CHARLESTON, S.C. (WCBD) – On January 1, 1863, President Lincoln issued the Emancipation Proclamation, and to celebrate this historic day, Saturday, Charleston hosted its 156th annual Emancipation Proclamation Parade.
“I can’t even imagine where we would be as a people if the Proclamation wasn’t signed,” Robert Crawford, president of the Emancipation Proclamation Association, said.
The parade honors the pivotal document issued by President Lincoln nearly 160 years ago.
“The city of Charleston is the only place in America where there has been a parade to honor the Emancipation Proclamation for 156 years running,” Mayor John Tecklenburg said. “It’s pretty remarkable.”
This year was even more special because 2020 Olympic silver-medalist, and Burke High School graduate, Raven Saunders served as grand marshal.
“We’re excited about her involvement in this year’s parade and it gives us a chance to really change the attitude of Charleston in many ways,” Crawford said.
Organizers say this event educates the community and instills a sense of pride in the history of African Americans in the Lowcountry.

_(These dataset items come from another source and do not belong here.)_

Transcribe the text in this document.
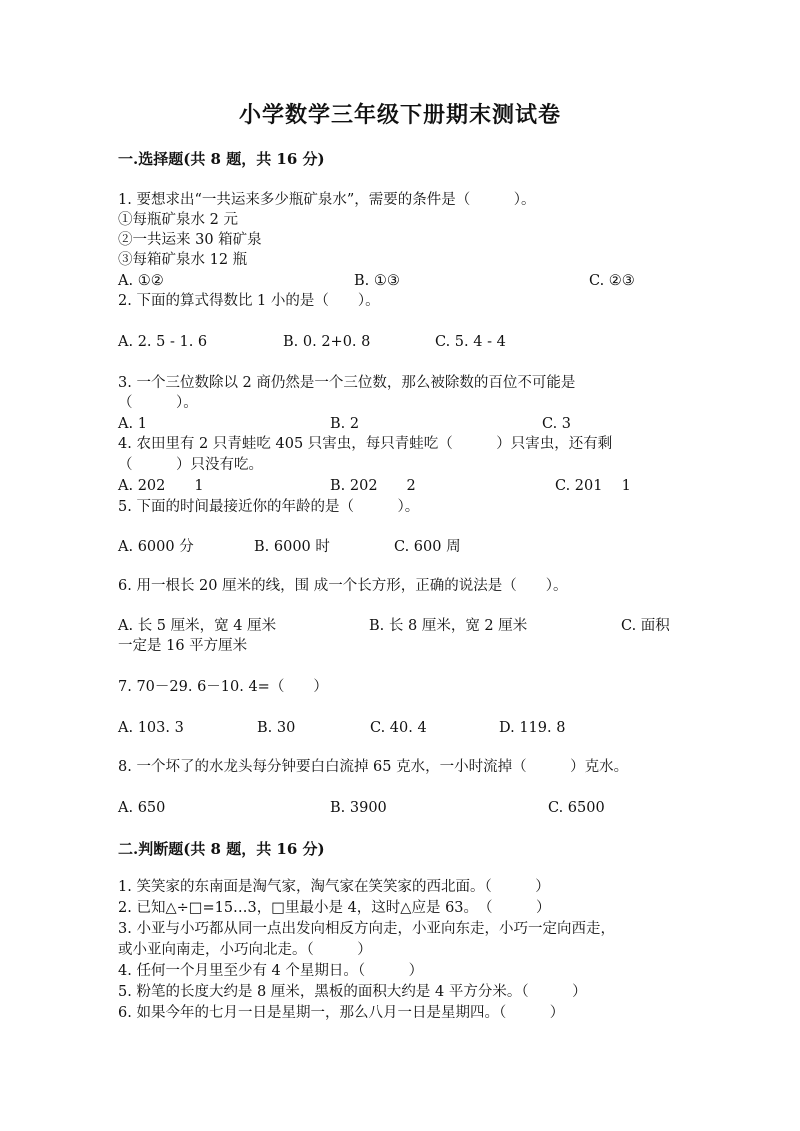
小学数学三年级下册期末测试卷
一.选择题(共 8 题，共 16 分)
1. 要想求出“一共运来多少瓶矿泉水”，需要的条件是（　　　）。
①每瓶矿泉水 2 元
②一共运来 30 箱矿泉
③每箱矿泉水 12 瓶
A. ①②	B. ①③	C. ②③
2. 下面的算式得数比 1 小的是（　　）。
A. 2. 5 - 1. 6	B. 0. 2+0. 8	C. 5. 4 - 4
3. 一个三位数除以 2 商仍然是一个三位数，那么被除数的百位不可能是
（　　　）。
A. 1	B. 2	C. 3
4. 农田里有 2 只青蛙吃 405 只害虫，每只青蛙吃（　　　）只害虫，还有剩
（　　　）只没有吃。
A. 202　　1	B. 202　　2	C. 201　 1
5. 下面的时间最接近你的年龄的是（　　　）。
A. 6000 分	B. 6000 时	C. 600 周
6. 用一根长 20 厘米的线，围 成一个长方形，正确的说法是（　　）。
A. 长 5 厘米，宽 4 厘米	B. 长 8 厘米，宽 2 厘米	C. 面积
一定是 16 平方厘米
7. 70－29. 6－10. 4=（　　）
A. 103. 3	B. 30	C. 40. 4	D. 119. 8
8. 一个坏了的水龙头每分钟要白白流掉 65 克水，一小时流掉（　　　）克水。
A. 650	B. 3900	C. 6500
二.判断题(共 8 题，共 16 分)
1. 笑笑家的东南面是淘气家，淘气家在笑笑家的西北面。（　　　）
2. 已知△÷□=15…3，□里最小是 4，这时△应是 63。　（　　　）
3. 小亚与小巧都从同一点出发向相反方向走，小亚向东走，小巧一定向西走，
或小亚向南走，小巧向北走。（　　　）
4. 任何一个月里至少有 4 个星期日。（　　　）
5. 粉笔的长度大约是 8 厘米，黑板的面积大约是 4 平方分米。（　　　）
6. 如果今年的七月一日是星期一，那么八月一日是星期四。（　　　）
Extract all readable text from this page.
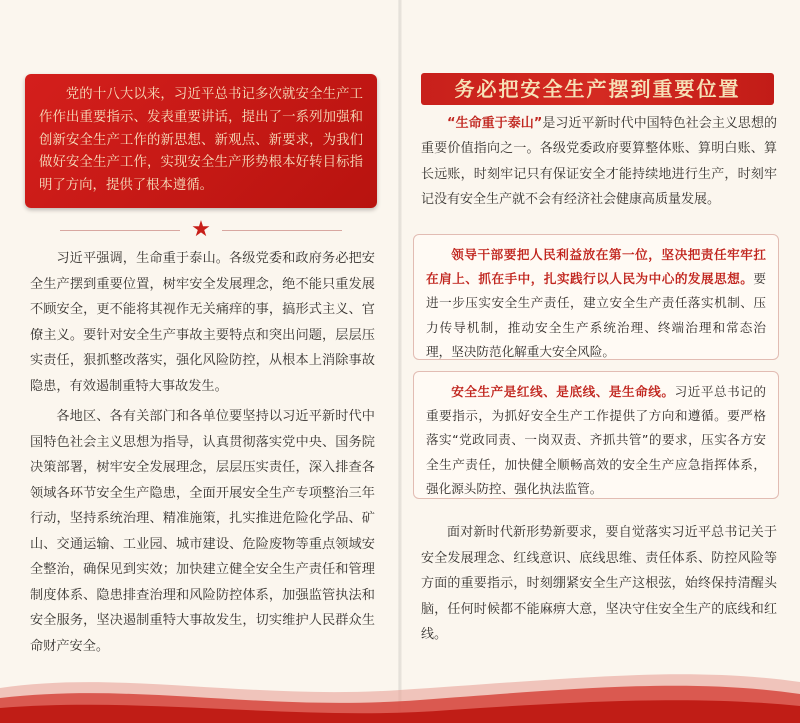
党的十八大以来，习近平总书记多次就安全生产工作作出重要指示、发表重要讲话，提出了一系列加强和创新安全生产工作的新思想、新观点、新要求，为我们做好安全生产工作，实现安全生产形势根本好转目标指明了方向，提供了根本遵循。
★
习近平强调，生命重于泰山。各级党委和政府务必把安全生产摆到重要位置，树牢安全发展理念，绝不能只重发展不顾安全，更不能将其视作无关痛痒的事，搞形式主义、官僚主义。要针对安全生产事故主要特点和突出问题，层层压实责任，狠抓整改落实，强化风险防控，从根本上消除事故隐患，有效遏制重特大事故发生。
各地区、各有关部门和各单位要坚持以习近平新时代中国特色社会主义思想为指导，认真贯彻落实党中央、国务院决策部署，树牢安全发展理念，层层压实责任，深入排查各领域各环节安全生产隐患，全面开展安全生产专项整治三年行动，坚持系统治理、精准施策，扎实推进危险化学品、矿山、交通运输、工业园、城市建设、危险废物等重点领域安全整治，确保见到实效；加快建立健全安全生产责任和管理制度体系、隐患排查治理和风险防控体系，加强监管执法和安全服务，坚决遏制重特大事故发生，切实维护人民群众生命财产安全。
务必把安全生产摆到重要位置
“生命重于泰山”是习近平新时代中国特色社会主义思想的重要价值指向之一。各级党委政府要算整体账、算明白账、算长远账，时刻牢记只有保证安全才能持续地进行生产，时刻牢记没有安全生产就不会有经济社会健康高质量发展。
领导干部要把人民利益放在第一位，坚决把责任牢牢扛在肩上、抓在手中，扎实践行以人民为中心的发展思想。要进一步压实安全生产责任，建立安全生产责任落实机制、压力传导机制，推动安全生产系统治理、终端治理和常态治理，坚决防范化解重大安全风险。
安全生产是红线、是底线、是生命线。习近平总书记的重要指示，为抓好安全生产工作提供了方向和遵循。要严格落实“党政同责、一岗双责、齐抓共管”的要求，压实各方安全生产责任，加快健全顺畅高效的安全生产应急指挥体系，强化源头防控、强化执法监管。
面对新时代新形势新要求，要自觉落实习近平总书记关于安全发展理念、红线意识、底线思维、责任体系、防控风险等方面的重要指示，时刻绷紧安全生产这根弦，始终保持清醒头脑，任何时候都不能麻痹大意，坚决守住安全生产的底线和红线。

“From where we’ve come from,” Crawford said. “No jobs, no money, no education, to people now who have doctorates, a President of the United States. We’ve got a lot to be proud of.”
Some feel the parade can serve as a catalyst to create more change moving forward.
“It’s a wonderful thing to celebrate,” Unitarian minister Nathan Woodliff-Stanley said. “It’s been going on for such a long time as part of the history of this place. And I think a place that has that much history is a great place to make history.”
The parade concluded at the site of the International African American Museum, which is scheduled to open this year.